Reporters are often missing the story of what reform efforts mean
for students, contends author Richard Lee Colvin. In his book
“Tilting
at Windmills: School Reform, San Diego, and America’s Race to
Renew Public Education”, Colvin looks at the seven-year
tenure of Alan Bersin as San Diego Unified’s superintendent and
the sweeping reforms he implemented while on the job. In his EWA
National Seminar presentation, he panned the media’s coverage as
stopping at the “he said, she said” controversy and never asking
the question of whether the reforms benefit the city’s
students.
Colvin argued that in covering the controversy over how San
Diego’s schools should be run, reporters missed out on the actual
reforms that Bersin put in place. These reforms, including
increased after-school tutoring time and long blocks of reading
instruction, did get attention from researchers, including UC San
Diego’s Julian Betts and Stanford’s Linda Darling-Hammond. Both
have come down on the side of saying the changes benefited
students, especially in the district’s elementary schools.
David Kirp’s “Improbable
Scholars: The Rebirth of a Great American School System and a
Strategy for America’s Schools” () is the result of a year spent
in the classrooms of Union City Public Schools. The district
serves low-income and immigrant communities and was once one of
New Jersey’s lowest performing districts. Kirp documents how
years of quiet reforms have turned the district around. He told
those at the EWA seminar that local media didn’t cover the Union
City changes poorly – they weren’t covered at all.
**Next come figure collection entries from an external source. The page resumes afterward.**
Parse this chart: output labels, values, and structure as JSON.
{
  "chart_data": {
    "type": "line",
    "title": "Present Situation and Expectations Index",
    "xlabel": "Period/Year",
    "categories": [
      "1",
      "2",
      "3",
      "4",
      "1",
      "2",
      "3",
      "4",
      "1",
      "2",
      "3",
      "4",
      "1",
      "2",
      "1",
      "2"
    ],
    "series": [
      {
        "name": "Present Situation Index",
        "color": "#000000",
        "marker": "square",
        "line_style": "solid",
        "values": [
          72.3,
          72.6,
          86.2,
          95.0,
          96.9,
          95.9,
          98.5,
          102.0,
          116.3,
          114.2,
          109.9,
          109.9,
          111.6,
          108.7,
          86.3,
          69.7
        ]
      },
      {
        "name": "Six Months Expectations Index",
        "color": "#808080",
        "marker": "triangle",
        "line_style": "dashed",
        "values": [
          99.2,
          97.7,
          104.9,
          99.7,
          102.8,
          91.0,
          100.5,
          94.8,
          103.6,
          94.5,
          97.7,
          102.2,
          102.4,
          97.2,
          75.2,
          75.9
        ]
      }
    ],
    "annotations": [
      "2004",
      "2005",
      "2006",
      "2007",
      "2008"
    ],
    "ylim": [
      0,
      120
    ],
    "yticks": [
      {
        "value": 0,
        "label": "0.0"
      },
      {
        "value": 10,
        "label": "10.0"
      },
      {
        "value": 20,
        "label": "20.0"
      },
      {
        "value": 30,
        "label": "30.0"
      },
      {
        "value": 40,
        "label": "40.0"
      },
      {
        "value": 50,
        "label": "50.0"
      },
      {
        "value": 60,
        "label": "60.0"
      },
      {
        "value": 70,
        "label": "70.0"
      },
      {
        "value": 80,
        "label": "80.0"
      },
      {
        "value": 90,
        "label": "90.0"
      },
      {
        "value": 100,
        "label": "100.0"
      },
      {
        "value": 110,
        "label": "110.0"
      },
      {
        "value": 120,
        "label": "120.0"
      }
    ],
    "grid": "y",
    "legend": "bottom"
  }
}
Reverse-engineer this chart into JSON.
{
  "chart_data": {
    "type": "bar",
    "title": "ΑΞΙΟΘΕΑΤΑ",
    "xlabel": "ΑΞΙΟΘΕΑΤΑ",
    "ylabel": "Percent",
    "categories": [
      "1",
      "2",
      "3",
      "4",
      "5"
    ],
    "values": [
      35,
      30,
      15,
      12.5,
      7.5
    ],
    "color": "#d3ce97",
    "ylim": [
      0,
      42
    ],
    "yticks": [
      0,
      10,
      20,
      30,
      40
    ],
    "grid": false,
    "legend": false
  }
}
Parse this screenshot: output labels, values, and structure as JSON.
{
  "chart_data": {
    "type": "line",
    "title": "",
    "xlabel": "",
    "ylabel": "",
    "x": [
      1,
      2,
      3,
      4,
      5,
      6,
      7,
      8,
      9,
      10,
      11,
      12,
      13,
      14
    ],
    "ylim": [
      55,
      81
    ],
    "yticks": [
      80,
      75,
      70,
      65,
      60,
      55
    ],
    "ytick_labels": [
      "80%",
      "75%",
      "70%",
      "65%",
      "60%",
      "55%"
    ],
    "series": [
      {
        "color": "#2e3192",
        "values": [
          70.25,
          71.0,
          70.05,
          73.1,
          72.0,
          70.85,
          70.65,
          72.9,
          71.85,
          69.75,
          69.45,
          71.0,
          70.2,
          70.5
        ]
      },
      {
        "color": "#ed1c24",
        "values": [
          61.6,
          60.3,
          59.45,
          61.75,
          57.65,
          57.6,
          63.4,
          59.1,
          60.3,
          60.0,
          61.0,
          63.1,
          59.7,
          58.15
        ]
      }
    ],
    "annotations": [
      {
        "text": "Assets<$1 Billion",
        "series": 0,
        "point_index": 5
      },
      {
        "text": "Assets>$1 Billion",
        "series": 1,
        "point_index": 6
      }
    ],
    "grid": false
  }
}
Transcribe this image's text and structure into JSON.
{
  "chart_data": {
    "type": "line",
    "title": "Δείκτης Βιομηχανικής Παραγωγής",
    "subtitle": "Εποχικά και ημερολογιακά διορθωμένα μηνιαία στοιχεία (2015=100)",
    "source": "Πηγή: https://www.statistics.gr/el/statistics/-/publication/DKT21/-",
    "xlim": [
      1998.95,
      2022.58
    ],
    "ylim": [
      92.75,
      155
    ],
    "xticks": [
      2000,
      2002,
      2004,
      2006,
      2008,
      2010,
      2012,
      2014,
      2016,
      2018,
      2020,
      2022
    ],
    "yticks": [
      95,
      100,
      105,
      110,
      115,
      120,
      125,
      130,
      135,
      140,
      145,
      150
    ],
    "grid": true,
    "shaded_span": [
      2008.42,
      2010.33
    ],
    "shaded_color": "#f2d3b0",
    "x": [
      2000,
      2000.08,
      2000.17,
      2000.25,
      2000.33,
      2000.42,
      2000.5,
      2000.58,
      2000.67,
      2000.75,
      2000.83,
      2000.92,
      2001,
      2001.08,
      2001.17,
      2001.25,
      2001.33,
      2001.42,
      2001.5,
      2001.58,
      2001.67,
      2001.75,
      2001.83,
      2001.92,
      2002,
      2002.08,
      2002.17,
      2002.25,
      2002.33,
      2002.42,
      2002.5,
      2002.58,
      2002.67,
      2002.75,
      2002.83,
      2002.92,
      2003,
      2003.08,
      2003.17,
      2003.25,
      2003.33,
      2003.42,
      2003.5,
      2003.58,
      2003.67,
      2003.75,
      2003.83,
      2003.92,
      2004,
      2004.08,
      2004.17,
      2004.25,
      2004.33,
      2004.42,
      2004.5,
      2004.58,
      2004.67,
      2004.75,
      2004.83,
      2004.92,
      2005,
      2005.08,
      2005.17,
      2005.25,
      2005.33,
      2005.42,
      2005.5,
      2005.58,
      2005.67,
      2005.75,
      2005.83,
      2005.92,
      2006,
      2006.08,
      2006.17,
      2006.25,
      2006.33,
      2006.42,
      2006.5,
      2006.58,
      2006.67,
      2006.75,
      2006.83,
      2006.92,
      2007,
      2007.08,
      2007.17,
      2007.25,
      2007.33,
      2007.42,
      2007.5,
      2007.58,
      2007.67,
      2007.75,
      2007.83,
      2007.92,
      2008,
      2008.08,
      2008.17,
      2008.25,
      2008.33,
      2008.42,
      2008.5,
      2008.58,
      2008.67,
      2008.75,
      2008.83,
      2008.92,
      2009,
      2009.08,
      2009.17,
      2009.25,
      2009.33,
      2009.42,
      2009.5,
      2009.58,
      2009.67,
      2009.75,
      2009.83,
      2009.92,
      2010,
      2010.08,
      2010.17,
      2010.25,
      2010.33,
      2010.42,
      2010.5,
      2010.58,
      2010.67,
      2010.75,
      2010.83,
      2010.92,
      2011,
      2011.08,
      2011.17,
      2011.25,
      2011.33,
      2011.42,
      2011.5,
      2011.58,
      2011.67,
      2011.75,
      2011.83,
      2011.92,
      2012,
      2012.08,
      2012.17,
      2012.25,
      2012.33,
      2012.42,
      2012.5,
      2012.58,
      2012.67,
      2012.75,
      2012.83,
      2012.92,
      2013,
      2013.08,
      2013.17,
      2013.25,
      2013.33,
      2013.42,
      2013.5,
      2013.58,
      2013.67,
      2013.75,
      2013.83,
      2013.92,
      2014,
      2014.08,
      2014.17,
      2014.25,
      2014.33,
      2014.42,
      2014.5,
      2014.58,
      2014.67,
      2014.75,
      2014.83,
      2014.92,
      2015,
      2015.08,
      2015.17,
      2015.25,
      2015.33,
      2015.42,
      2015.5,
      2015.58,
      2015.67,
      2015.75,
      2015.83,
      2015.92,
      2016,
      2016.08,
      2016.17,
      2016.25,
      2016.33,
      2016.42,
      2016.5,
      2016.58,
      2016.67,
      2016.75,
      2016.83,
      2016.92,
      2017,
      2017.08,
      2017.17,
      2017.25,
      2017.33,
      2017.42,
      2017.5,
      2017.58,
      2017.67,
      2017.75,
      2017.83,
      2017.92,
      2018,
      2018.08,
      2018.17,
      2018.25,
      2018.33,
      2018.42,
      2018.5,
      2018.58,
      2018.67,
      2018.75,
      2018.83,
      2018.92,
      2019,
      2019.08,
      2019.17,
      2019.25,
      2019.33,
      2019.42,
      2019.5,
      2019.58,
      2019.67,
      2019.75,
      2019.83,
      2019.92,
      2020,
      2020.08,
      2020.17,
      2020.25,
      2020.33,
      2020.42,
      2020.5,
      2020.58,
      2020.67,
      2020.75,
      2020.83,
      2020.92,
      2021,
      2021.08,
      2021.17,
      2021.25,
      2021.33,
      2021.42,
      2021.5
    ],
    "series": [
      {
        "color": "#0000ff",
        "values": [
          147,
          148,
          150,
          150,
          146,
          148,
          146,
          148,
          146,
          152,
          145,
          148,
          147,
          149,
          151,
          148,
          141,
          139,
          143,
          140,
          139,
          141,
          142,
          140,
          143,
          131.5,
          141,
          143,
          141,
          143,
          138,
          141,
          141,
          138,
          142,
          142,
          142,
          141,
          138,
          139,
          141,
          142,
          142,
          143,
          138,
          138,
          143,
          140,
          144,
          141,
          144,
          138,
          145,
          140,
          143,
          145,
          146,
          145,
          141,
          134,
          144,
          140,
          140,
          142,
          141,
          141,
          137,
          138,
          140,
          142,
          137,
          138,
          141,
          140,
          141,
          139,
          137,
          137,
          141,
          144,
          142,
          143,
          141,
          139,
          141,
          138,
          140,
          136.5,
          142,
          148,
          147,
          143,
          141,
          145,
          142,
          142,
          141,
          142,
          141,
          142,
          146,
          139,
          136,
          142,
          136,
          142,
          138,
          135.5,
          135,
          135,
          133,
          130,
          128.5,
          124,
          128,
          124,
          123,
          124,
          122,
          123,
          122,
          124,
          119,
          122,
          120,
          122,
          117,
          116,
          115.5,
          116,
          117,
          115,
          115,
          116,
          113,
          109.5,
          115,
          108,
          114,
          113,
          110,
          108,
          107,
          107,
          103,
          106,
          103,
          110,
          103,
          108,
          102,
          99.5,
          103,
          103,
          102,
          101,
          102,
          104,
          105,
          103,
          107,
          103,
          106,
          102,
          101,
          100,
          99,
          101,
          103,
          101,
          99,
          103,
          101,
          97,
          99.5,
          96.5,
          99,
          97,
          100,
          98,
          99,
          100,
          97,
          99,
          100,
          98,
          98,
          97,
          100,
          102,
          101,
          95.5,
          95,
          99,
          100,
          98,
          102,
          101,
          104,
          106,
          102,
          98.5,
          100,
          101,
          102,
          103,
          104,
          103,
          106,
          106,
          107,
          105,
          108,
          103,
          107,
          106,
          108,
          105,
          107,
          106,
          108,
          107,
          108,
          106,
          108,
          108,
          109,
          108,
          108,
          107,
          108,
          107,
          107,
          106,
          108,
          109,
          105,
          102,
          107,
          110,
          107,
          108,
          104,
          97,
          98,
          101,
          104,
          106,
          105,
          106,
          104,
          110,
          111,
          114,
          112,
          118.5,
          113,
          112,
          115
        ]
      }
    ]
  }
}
Kirp called the Union City reforms a tortoise versus hare story –
leaders made changes that worked over time. They didn’t buy into
faddish programs that were meant to turn around schools in just a
year or two. He challenged the reporters in the room to get
beyond the “saints, sinners and scandals” approach to education
reporting that is common in daily media.
Kirp and Colvin got a lot of pushback from audience members
pointing out that they had the luxury of time and/or hindsight
that daily reporters do not.
Some of the points the two made that seemed most useful in a daily reporting context included:
- Remember that any change to an existing system, especially a system that involves distributing resources, will upset entrenched interests – so the back and forth between adult parties over schools is actually more routine than we sometimes present it as being.
- Do not confuse teacher union leadership with teachers. There are typically people who do not agree with what the leadership is doing or saying.
- The only way to see how a program is working for schools is to go to those schools, sit in the classrooms and see what’s going on with the children. For example – if there’s a debate about class sizes, can you go to classrooms in different schools and different districts and see what it means to manage a class of 22 students versus 32?